In Kansas City in 1911, Strong was director of the Child Welfare Exhibit Program, an organization dedicated to improving the wellbeing of urban children. It was there that she embraced socialism and decided to devote her life to progressive social causes. In 1919, as editor of the Seattle Union Record, she played an important role in the Seattle General Strike. In 1921 she traveled to the new Soviet Union, which became her principal home until 1949, when she was expelled by Stalin as a suspected spy. During this time she made yearly trips and lecture tours back to the United States, while also covering revolutionary developments in China, Mexico, and Spain.

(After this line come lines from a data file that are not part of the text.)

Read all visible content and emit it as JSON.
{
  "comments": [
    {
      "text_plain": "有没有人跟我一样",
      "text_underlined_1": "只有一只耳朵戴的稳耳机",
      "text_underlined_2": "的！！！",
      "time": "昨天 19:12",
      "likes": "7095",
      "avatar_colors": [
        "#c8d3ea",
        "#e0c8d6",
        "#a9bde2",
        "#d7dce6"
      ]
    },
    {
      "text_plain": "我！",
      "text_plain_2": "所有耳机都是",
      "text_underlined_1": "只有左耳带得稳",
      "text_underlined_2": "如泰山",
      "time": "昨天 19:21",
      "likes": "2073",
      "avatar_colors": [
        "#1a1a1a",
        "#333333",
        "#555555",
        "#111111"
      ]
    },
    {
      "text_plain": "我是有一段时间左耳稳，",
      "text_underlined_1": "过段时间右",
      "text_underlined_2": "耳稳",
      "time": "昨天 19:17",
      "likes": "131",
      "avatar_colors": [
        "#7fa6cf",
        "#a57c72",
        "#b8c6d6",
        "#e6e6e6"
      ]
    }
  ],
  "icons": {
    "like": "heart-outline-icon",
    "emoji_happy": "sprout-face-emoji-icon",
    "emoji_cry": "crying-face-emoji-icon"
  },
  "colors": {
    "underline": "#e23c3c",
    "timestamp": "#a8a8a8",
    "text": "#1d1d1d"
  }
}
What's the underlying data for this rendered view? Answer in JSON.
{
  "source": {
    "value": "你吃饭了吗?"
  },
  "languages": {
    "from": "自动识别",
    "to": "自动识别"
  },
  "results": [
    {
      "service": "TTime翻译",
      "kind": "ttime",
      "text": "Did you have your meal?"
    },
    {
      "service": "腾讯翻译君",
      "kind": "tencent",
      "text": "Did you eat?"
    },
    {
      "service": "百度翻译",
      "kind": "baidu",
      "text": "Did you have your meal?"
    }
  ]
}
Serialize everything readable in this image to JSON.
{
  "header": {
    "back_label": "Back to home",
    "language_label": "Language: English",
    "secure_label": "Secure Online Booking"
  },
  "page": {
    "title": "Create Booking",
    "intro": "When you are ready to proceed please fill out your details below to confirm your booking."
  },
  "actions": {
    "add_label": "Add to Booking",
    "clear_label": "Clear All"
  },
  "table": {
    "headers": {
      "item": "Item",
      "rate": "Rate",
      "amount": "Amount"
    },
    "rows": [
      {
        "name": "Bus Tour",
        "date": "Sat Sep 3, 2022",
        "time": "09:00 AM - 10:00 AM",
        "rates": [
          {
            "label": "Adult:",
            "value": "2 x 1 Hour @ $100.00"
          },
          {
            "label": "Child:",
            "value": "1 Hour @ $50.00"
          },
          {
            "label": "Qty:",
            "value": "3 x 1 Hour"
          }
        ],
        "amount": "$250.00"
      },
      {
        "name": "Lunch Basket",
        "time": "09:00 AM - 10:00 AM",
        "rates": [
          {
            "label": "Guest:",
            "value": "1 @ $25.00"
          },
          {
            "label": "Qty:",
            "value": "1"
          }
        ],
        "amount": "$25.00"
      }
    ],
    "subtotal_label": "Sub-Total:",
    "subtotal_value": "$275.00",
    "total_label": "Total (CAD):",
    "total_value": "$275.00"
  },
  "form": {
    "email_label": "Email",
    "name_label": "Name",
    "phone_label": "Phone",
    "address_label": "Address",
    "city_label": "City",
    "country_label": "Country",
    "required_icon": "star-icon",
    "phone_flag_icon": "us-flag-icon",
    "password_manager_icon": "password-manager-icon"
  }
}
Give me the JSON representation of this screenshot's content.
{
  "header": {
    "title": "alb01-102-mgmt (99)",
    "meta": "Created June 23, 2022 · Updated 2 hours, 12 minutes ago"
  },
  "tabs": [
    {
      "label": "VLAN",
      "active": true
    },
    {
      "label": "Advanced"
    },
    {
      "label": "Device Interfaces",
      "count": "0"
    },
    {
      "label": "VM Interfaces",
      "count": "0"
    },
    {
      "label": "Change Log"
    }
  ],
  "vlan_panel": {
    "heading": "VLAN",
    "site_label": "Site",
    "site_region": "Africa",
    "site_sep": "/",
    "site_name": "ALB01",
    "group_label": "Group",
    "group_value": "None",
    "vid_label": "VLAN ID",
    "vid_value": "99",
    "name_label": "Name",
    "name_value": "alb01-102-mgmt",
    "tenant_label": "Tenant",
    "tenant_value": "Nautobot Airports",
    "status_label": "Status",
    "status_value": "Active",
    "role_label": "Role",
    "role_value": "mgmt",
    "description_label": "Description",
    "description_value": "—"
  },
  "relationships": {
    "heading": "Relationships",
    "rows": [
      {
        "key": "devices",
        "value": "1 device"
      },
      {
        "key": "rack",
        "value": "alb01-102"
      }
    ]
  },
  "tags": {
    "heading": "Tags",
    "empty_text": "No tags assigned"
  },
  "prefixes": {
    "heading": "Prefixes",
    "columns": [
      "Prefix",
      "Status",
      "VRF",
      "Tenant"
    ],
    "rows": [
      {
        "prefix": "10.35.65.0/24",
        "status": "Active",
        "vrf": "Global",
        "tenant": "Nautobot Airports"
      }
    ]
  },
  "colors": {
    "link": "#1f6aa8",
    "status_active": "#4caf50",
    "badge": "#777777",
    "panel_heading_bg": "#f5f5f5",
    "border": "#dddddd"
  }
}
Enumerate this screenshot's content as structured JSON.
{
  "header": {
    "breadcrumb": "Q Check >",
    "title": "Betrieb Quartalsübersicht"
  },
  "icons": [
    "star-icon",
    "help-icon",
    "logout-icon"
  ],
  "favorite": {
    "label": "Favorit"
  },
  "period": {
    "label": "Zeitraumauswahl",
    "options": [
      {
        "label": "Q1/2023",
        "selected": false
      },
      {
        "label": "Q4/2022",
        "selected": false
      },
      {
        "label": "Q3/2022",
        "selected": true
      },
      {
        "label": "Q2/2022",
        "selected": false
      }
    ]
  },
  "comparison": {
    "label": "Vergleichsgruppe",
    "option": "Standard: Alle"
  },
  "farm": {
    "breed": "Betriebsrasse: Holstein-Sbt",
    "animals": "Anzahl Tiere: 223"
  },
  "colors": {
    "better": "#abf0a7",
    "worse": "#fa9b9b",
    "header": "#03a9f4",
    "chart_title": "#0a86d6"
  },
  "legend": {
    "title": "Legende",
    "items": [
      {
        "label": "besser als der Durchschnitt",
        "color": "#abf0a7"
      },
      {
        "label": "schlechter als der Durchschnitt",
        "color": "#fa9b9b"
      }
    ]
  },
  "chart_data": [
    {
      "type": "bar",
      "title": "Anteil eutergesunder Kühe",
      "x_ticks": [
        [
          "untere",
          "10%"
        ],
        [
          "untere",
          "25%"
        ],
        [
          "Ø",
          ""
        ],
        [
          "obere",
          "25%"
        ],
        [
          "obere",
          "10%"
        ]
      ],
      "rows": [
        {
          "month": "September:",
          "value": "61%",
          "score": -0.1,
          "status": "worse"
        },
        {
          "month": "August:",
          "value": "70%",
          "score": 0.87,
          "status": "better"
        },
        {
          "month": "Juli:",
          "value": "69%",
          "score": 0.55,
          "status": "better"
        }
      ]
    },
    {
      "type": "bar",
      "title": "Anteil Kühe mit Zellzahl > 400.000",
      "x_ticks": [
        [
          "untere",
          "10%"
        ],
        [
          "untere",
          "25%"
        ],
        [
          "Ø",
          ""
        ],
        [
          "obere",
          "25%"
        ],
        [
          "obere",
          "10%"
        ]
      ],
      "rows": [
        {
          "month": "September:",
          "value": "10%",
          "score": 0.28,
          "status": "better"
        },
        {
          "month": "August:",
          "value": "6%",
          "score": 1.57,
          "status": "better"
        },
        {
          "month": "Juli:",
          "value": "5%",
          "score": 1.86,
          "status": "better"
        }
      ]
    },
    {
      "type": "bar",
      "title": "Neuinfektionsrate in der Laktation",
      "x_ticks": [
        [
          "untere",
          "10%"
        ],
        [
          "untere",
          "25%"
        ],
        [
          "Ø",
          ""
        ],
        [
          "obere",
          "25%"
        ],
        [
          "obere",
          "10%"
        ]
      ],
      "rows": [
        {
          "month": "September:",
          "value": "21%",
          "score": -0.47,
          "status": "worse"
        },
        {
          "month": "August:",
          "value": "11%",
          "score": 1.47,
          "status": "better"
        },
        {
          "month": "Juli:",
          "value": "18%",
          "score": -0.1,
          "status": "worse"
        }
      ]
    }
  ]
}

Shunned by both the American right and left and labeled a Soviet spy during the McCarthy era, she lived and wrote in California until she decided to take up residence in China in 1958.

Strong was warmly received by the Chinese Communist leaders, who saw her as a valuable propaganda mouthpiece they could use in their dealings with the West. She had interviewed Mao Tse-tung in 1946 at the Communist headquarters in Yenan, where he first used the term "paper tiger" to refer to Western imperialists. Her death in Beijing in March 1970 was an occasion for public mourning and a state funeral. She is buried in the Revolutionary Martyrs' Cemetery in Beijing.

Molly Spitzer Frost George Washington University

Strong, Anna Louise. China's Millions. New York: Coward-McCann, 1928.

Strong, Anna Louise. I Change Worlds. New York: Holt, Rinehart and Winston, 1935.

Strong, Tracy, and Helene Keyssar. Right in Her Soul: The Life of Anna Louise Strong. New York: Random House, 1983.